Pour mieux les combattre, il est nécessaire de décrire ces lâchetés, de les nommer avec précision et d’identifier les causes qui les sous-tendent. Dans ce souci de mieux se représenter la réalité à défier, on mettra en exergue :

  • Les compromis diplomatiques stériles : les belligérants avérés eux-mêmes Kagame, Museveni, Ndayishimiye, William Ruto ont été parmi les illustres absents. Or, fuir le dialogue, c’est refuser la paix, c’est choisir l’impunité. Ainsi, la quête de consensus aboutit à l’inaction ;
  • Le financement sans garantie est indifférence voilée : peut-être que les 1,5 milliard d’euros annoncés seront réunis ; mais pour qui ? Pour quoi faire ? Car, sans mécanisme de suivi, l’aide devient poudre aux yeux, surtout si le soutien promis ne se traduit pas en actes concrets ;
  • Un révélateur du silence complice : l’oubli des pauvres victimes, une femme violée toutes les quatre minutes. Et pourtant, ces corps brisés sont absents des négociations. Où est la justice réparatrice ? Ce refus de dénoncer les auteurs des crimes encourage leur impunité ;
  • La souveraineté congolaise solennellement bafouée: lorsque couloirs humanitaires, réouverture de Goma, affectation des aides se décident ailleurs. La RDC traitée comme objet, non comme sujet ;
  • La superficialité médiatique : quand l’information se limite aux communiqués officiels et obscurs rapports, sans investigation réelle ;
  • L’échec global reconnu, mais non assumé: le ministre togolais parle d’un échec collectif. Mais qui assume ? Qui répare ? Qui transforme ?

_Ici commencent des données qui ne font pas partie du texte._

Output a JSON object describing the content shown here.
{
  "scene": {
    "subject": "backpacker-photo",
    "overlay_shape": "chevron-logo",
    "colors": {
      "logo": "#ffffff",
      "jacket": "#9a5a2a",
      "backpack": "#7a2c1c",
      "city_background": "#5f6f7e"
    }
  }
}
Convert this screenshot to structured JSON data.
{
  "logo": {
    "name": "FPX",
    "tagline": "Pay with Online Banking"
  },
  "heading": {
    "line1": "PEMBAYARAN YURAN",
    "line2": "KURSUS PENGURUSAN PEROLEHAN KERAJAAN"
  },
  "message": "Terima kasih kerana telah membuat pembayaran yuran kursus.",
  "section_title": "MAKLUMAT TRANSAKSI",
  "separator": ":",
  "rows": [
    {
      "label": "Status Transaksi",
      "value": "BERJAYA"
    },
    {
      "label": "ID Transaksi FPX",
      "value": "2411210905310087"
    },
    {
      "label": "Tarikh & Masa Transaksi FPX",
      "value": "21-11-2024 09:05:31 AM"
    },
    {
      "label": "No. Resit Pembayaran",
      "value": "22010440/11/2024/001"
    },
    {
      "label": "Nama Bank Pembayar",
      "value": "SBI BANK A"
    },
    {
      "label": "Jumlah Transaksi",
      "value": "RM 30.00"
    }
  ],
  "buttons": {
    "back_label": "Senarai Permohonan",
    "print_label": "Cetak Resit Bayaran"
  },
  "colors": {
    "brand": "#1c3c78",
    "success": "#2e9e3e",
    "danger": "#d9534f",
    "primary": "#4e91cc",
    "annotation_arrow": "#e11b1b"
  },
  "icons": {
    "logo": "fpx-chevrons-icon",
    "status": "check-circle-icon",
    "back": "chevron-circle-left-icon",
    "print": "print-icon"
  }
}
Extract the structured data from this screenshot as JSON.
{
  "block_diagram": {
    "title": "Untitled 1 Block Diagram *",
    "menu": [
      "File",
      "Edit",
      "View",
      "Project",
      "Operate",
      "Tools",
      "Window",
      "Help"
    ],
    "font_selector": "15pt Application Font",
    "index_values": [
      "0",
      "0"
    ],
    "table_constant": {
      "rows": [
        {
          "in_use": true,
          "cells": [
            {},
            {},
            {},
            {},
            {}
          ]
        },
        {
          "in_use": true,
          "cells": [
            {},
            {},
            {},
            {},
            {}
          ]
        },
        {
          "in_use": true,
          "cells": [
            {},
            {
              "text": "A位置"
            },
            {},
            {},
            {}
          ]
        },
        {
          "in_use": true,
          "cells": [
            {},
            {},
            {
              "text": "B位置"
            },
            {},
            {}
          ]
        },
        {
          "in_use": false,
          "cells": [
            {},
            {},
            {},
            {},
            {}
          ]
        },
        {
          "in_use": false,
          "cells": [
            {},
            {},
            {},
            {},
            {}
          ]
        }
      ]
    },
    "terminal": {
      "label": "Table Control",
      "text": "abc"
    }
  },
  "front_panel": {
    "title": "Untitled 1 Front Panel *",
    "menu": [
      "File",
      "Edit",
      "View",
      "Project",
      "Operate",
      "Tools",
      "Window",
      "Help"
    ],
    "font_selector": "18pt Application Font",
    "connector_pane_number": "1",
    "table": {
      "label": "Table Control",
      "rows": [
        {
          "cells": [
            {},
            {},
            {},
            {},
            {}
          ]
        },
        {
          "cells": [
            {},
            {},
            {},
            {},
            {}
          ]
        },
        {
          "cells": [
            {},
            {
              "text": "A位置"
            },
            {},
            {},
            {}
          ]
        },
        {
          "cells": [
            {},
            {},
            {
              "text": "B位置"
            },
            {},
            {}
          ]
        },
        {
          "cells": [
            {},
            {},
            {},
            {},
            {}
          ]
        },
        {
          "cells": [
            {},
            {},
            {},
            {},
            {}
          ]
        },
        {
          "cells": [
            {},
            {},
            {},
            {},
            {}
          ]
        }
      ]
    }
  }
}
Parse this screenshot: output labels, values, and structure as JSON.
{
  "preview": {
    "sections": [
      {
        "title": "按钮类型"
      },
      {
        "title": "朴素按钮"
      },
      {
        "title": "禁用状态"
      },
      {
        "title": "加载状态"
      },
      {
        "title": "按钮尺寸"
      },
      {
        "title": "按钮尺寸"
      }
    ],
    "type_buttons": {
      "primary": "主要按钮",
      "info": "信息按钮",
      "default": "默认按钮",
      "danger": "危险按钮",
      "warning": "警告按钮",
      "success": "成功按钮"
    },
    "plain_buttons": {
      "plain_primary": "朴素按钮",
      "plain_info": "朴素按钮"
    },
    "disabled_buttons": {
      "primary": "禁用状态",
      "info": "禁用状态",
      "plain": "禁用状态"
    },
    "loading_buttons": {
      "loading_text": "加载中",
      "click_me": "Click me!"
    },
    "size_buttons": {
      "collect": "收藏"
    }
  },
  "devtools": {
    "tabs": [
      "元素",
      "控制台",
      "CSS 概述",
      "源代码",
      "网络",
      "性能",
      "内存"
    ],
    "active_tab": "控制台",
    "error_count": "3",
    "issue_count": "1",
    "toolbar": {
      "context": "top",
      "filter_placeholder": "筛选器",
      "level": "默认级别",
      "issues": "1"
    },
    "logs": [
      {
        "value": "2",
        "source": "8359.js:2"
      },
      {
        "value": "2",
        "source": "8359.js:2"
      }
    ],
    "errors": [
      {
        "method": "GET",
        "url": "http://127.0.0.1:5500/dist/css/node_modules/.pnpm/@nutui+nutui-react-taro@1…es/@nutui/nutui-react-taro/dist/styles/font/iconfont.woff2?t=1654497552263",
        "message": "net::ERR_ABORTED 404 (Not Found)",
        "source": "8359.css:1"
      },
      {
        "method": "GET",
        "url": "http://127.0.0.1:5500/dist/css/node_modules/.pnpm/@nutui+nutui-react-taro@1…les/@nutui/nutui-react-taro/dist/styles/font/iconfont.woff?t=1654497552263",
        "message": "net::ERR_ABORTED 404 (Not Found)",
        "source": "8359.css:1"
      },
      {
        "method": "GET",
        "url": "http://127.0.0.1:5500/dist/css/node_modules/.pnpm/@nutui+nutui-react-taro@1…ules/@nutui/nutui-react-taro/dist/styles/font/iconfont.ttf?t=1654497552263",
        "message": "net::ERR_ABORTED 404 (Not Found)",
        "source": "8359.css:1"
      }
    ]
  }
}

 🤼‍♀️ Comment combattre ces lâchetés ?

Même si nommer ces lâchetés, c’est déjà les combattre ; les affronter plus concrètement commence par le refus de la résignation. Pour être efficace, la lutte contre ces lâchetés implique un changement de paradigme dans l'approche internationale et exige aussi bien une conscience citoyenne qu’une mobilisation collective ainsi que des stratégies multiformes :

  1. Renforcer la pression citoyenne et associative : la parole stratégique est une des manières de s’opposer à ces lâchetés : nous nommons, nous dénonçons, nous écrivons et protestons… Nous nous appliquons à amplifier les voix et protestations locales, à relayer les survivantes dans leurs revendications, à refuser l’effacement. Aux ONG, société civile, et citoyens éveillés d’interpeller les décideurs, organiser des campagnes de sensibilisation et exiger des engagements concrets !
  2. Exiger la transparence et la reddition de comptes : exigeons traçabilité des engagements, explication et justification pour des actions décrétées. Créons des alertes. Suivons où vont les fonds… Il faut donc mettre en place des mécanismes de suivi des engagements pris lors des sommets, et publier régulièrement des bilans indépendants ;
  3. Soutenir le journalisme d’investigation : encourager les médias qui prennent le risque d’enquêter sur le terrain, de donner la parole aux victimes et de dénoncer les failles des politiques internationales ;
  4. Promouvoir des sanctions ciblées : si les organisations internationales et les États adoptaient des mesures coercitives contre les acteurs responsables des violences et du blocage du processus de paix ;
  5. Favoriser la diplomatie inclusive : nous plaidons pour impliquer davantage les acteurs locaux, les communautés affectées et les femmes dans les processus de négociation et de décision… Soutenons les médiations localement bien enracinées, construisons des ponts éthiques, nous élèverons ainsi le défi de la diplomatie parallèle ;
  6. L’art de la mémoire : notre apport sera plus utile si nous instruisons, témoignons aussi et transformons les blessures des victimes en force.
Illustration 4
Eloges de la lâcheté ! © Lwakale Mubengay BAFWA

💡 Quels moyens mobiliser ?

Nous devons combattre ces lâchetés expressément orchestrées et entretenues à dessein et pour le faire efficacement, il est nécessaire de :

  • Mobiliser des ressources financières et humaines pour soutenir activement les ONG, les médias alternatifs et les institutions locales ;
  • Mettre en place des plateformes ouvertes et transparentes pour amorcer et entretenir le dialogue et des échanges d’informations ;
  • Renforcer la coopération régionale et internationale, notamment en mobilisant et impliquant organisations africaines et internationales ;
  • Relayer les appels à la réparation pour les victimes et mise en place de la justice transitionnelle et en soutenir les initiatives crédibles ;
  • Encourager la formation, la sensibilisation et la mobilisation des jeunes au patriotisme, à la citoyenneté et aux droits humains…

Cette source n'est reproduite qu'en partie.